Event
Publish discrete events from your device. Events represent moments that happen — a door opening, a device booting up, a threshold being crossed, a user pressing a button. The App SDK can subscribe to these events in real time.
Telemetry vs Events
Telemetry and events are both fire-and-forget, but they serve different purposes:
| Telemetry | Events | |
|---|---|---|
| What it captures | Continuous measurements (temperature, humidity, pressure) | Discrete moments (door opened, error detected, boot complete) |
| Frequency | Regular intervals (e.g., every 5 seconds) | Whenever something happens |
| Schema | Validated against device schema | No schema — you define the event name and payload |
| Timestamps | Auto-added by the SDK via NTP | Auto-added by the SDK via NTP |
Rule of thumb: if you're measuring something continuously, use telemetry. If something just happened, use an event.
Overview
Events are user-defined — the name and payload are entirely up to you and your use case. When you send an event, it's delivered to any App SDK instance subscribed to that event name. Events are buffered offline and flushed on reconnect.
Access via device.event.
API
send()
Publish a named event with a payload to RelayX.
- JavaScript
- Python
await device.event.send(name, data)await device.event.send(name, data)| Parameter | Type | Description |
|---|---|---|
name | string | The event name |
data | any | The event payload (any serializable value) |
Returns true if sent, false if buffered (offline)
Names can only contain letters, numbers, hyphens, and underscores (A-Z, a-z, 0-9, -, _).
Send an Event
- JavaScript
- Python
await device.event.send("door_opened", {
door: "front",
method: "keycard",
});
await device.event.send("boot_complete", {
firmware: "1.2.0",
bootTime: 3200,
});
await device.event.send("door_opened", {
"door": "front",
"method": "keycard",
})
await device.event.send("boot_complete", {
"firmware": "1.2.0",
"bootTime": 3200,
})
Example Use Cases
Events are flexible — here are some common patterns:
- JavaScript
- Python
// geofence
if (crossedBoundary(lat, lng)) {
await device.event.send("geofence_entered", {
zone: "warehouse-A",
lat,
lng,
});
}
// user interaction
button.on("press", async () => {
await device.event.send("button_pressed", { button: "power" });
});
// error reporting
try {
await riskyOperation();
} catch (err) {
await device.event.send("error_detected", {
operation: "riskyOperation",
message: err.message,
});
}
# geofence
if crossed_boundary(lat, lng):
await device.event.send("geofence_entered", {
"zone": "warehouse-A",
"lat": lat,
"lng": lng,
})
# state change
if new_state != previous_state:
await device.event.send("state_changed", {
"from": previous_state,
"to": new_state,
})
# error reporting
try:
await risky_operation()
except Exception as err:
await device.event.send("error_detected", {
"operation": "risky_operation",
"message": str(err),
})
Offline Buffering
When the device is disconnected, send() buffers the event in memory and returns false.
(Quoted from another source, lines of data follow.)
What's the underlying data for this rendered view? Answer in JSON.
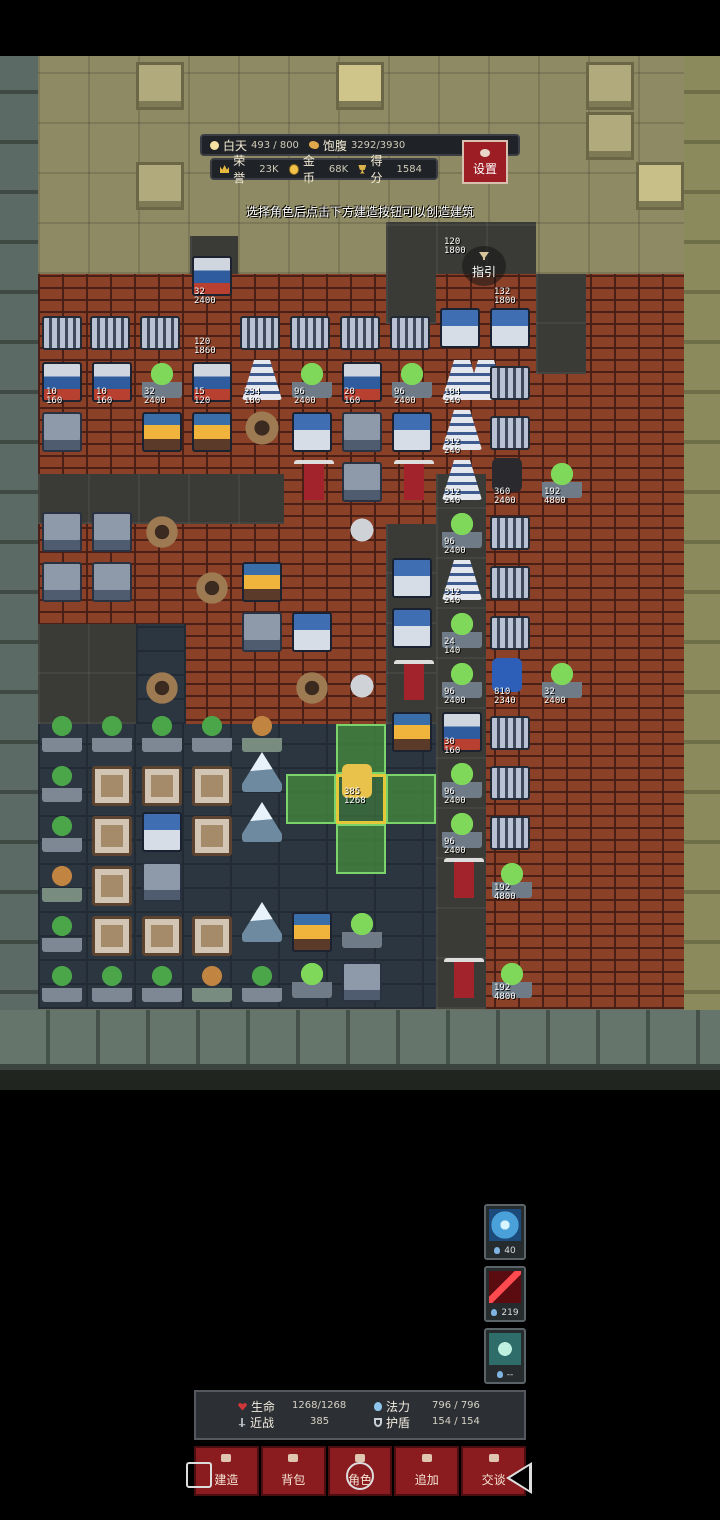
{
  "hud": {
    "day_label": "白天",
    "day_value": "493 / 800",
    "food_label": "饱腹",
    "food_value": "3292/3930",
    "honor_label": "荣誉",
    "honor_value": "23K",
    "gold_label": "金币",
    "gold_value": "68K",
    "score_label": "得分",
    "score_value": "1584",
    "settings_label": "设置"
  },
  "hint_text": "选择角色后点击下方建造按钮可以创造建筑",
  "guide_label": "指引",
  "units": [
    {
      "hp": "120",
      "max": "1800"
    },
    {
      "hp": "32",
      "max": "2400"
    },
    {
      "hp": "120",
      "max": "1860"
    },
    {
      "hp": "132",
      "max": "1800"
    },
    {
      "hp": "10",
      "max": "160"
    },
    {
      "hp": "10",
      "max": "160"
    },
    {
      "hp": "32",
      "max": "2400"
    },
    {
      "hp": "15",
      "max": "120"
    },
    {
      "hp": "234",
      "max": "180"
    },
    {
      "hp": "96",
      "max": "2400"
    },
    {
      "hp": "20",
      "max": "160"
    },
    {
      "hp": "96",
      "max": "2400"
    },
    {
      "hp": "184",
      "max": "240"
    },
    {
      "hp": "312",
      "max": "240"
    },
    {
      "hp": "312",
      "max": "240"
    },
    {
      "hp": "360",
      "max": "2400"
    },
    {
      "hp": "192",
      "max": "4800"
    },
    {
      "hp": "96",
      "max": "2400"
    },
    {
      "hp": "312",
      "max": "240"
    },
    {
      "hp": "24",
      "max": "140"
    },
    {
      "hp": "96",
      "max": "2400"
    },
    {
      "hp": "810",
      "max": "2340"
    },
    {
      "hp": "32",
      "max": "2400"
    },
    {
      "hp": "30",
      "max": "160"
    },
    {
      "hp": "385",
      "max": "1268"
    },
    {
      "hp": "96",
      "max": "2400"
    },
    {
      "hp": "96",
      "max": "2400"
    },
    {
      "hp": "192",
      "max": "4800"
    },
    {
      "hp": "192",
      "max": "4800"
    }
  ],
  "skills": [
    {
      "name": "ice-rune",
      "cost": "40"
    },
    {
      "name": "blood-blade",
      "cost": "219"
    },
    {
      "name": "shield-rune",
      "cost": "--"
    }
  ],
  "stats": {
    "hp_label": "生命",
    "hp_value": "1268/1268",
    "mana_label": "法力",
    "mana_value": "796 / 796",
    "melee_label": "近战",
    "melee_value": "385",
    "shield_label": "护盾",
    "shield_value": "154 / 154"
  },
  "menu": [
    "建造",
    "背包",
    "角色",
    "追加",
    "交谈"
  ]
}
Once the connection is restored, all buffered events are flushed in order.
- JavaScript
- Python
const sent = await device.event.send("door_opened", { door: "front" });
if (!sent) {
console.log("Device is offline — event buffered");
}
sent = await device.event.send("door_opened", {"door": "front"})
if not sent:
print("Device is offline — event buffered")
Buffered events are stored in memory only. If the device process restarts while offline, buffered events are lost.